[D’Axël]

D’Axël devaient découler toute une philosophie et le drame humain et surhumain, et peut-être même cette physionomie si attirante d’Ashavérus, le juif toujours errant, symbole de l’anxiété perpétuelle du savant et du poète... Mais il faut, hélas ! compter avec la mort. Un destin avare n’a pas permis à l’écrivain de rendre définitive la plus intime agitation de son cerveau, et il a été frappé sans avoir pu couronner son plus haut édifice. Cependant c’est une joie immense pour nous, ses admirateurs dévotieux, de recueillir dans notre mémoire les phrases prestigieuses qui nous restent; et nous devons une reconnaissance profonde à celui qui s’est dévoué, temps et âme, pour cette reconstitution — à M. J.-K. Huysmans.1890 Axel Villiers

Ce livre étrange est divisé en quatre parties : le monde religieux, le monde tragique, le monde occulte et le monde passionnel — d’après la loi du quartenaire, qui, symbolysée [sic] par le carré et la croix, régit la matière et les actes humains.
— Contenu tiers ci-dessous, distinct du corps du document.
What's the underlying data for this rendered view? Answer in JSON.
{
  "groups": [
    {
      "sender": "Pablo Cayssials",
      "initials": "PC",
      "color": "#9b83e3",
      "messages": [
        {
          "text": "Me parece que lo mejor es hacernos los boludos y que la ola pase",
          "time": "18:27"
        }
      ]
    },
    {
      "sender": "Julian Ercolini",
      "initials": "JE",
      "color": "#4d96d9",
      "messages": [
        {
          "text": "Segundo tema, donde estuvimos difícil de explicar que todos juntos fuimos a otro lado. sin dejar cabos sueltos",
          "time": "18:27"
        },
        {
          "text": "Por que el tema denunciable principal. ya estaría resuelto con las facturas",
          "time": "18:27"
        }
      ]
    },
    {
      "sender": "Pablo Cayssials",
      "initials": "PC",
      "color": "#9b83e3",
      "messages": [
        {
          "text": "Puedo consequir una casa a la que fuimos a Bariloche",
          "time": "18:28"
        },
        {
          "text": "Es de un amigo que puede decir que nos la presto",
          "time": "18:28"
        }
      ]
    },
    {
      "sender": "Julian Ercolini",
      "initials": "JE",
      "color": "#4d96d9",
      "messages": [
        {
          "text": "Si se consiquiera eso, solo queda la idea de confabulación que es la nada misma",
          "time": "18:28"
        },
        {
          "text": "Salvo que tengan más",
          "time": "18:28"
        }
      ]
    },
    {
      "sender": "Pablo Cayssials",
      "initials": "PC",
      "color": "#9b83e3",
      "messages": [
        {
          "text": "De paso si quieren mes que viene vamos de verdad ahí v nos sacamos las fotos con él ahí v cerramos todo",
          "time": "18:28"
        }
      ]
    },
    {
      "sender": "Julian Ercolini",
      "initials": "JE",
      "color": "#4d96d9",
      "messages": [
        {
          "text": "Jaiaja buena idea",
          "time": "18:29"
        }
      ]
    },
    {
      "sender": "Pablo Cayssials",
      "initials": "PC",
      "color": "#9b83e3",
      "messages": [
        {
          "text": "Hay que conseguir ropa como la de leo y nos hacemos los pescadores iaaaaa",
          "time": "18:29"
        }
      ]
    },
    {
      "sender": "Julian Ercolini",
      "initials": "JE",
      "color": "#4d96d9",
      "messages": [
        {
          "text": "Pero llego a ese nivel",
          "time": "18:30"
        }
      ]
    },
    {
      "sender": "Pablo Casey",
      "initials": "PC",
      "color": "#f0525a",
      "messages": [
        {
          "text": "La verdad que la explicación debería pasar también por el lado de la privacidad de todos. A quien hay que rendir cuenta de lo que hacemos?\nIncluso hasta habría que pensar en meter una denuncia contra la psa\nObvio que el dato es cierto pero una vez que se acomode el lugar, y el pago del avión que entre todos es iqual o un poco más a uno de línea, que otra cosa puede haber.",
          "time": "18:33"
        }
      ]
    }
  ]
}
Sara, une riche et noble orpheline, « libre comme dans un jardin », vit au fond d’un monastère de religieuses trinitaires, le cloître de Sainte-Apollodora, situé sur les confins du littoral de l’ancienne Flandre. Le jeûne, le cachot et la solitude font de la lumière en cette âme orgueilleuse, et elle signe l’abandon de ses biens au profit de la communauté. C’est une studieuse et une silencieuse, passant ses journées et ses nuits à la bibliothèque. Mais, par hasard, elle a découvert un mystérieux feuillet sur lequel des caractères de forme spéciale ont été gravés par un mage, maître Janus. Elle en pénètre le secret, et il est si redoutable qu’aux graves instants où les vœux doivent être pontificalement reçus Sara répond par un « non » irrémissible aux exhortations de l’archidiacre. Puis, restée seule avec le prêtre indigné, elle le force, la hache en main, à s’enfermer dans un tombeau de la chapelle — et s’échappe par la fenêtre vers les forêts et la Vie.

Axël d’Auërsberg apparaît dans le monde tragique. Ce mélancolique seigneur, où se mêlent si capricieusement l’âme d’Hamlet et celle de Faust, tue, chez lui, devant témoins, un de ses cousins, le commandeur, qui représente pour lui la vie réelle et le moyen de réussir peu scrupuleusement dans le monde et la cour. Le commandeur avait appris, en faisant causer un vieux domestique, qu’un trésor d'environ 350 millions de thalers était enfoui sous un bloc rocheux, parmi les bois voisins. Axël, outragé par les conseils perfides de cet homme vénal, se venge en un duel mortel.

C'est maître Janus, l'initiateur, qui est comme le pivot du monde occulte. Il répète à son élève, qui est encore troublé par le sang répandu, les infaillibles doctrines d’humilité et de désintéressement. Il doit dompter en lui toutes les passions, celui qui veut conquérir la Sagesse. Mais cette pensée de l’or si proche n’est pas restée inféconde dans le cerveau du jeune homme, où le commandeur la sema. Et il renonce à la Lumière, comme sa sœur lointaine avait renoncé à la Foi.

A ce moment même, Sara fugitive demande l’hospitalité au seigneur du château, et maître Janus se dit à lui-même : « Le Voile et le Manteau, tous deux renonciateurs, se sont croisés : l’Œuvre s’accomplit. »

Donc ces deux âmes juvéniles sont mûres pour l’ambition et l’amour. Le monde passionnel s’inaugure. Dans la galerie des sépultures, sous les cryptes du burg d'Auërsberg, Axël rencontre Sara. Grâce au talisman, elle a découvert le trésor, dont elle s’empare... Or Axël ne veut pas être dépouillé; et, comme deux ennemis, les voilà qui cherchent à se débarrasser l’un de l’autre par la poudre et le fer. Mais leur beauté mutuelle les fascine; ils interrompent le combat, tous deux épris. Ah! ils vont être de glorieux époux, puisqu’ils seront riches et amoureux! Malheureusement, Axël s'écrie : « Accepter désormais de vivre ne serait plus qu’un sacrilège envers nous-mêmes. Vivre? les serviteurs feront cela pour nous. Rassassiés [sic] pour une éternité, levons-nous de table et, en toute justice, laissons aux malheureux, dont la nature est de ne pouvoir mesurer qu’à la Sensation la valeur des réalités, le soin de ramasser les miettes du festin. — J’ai trop pensé pour daigner agir!» Sara s’effare d'abord, puis accepte, et ensemble ils s'empoisonnent entrelacés.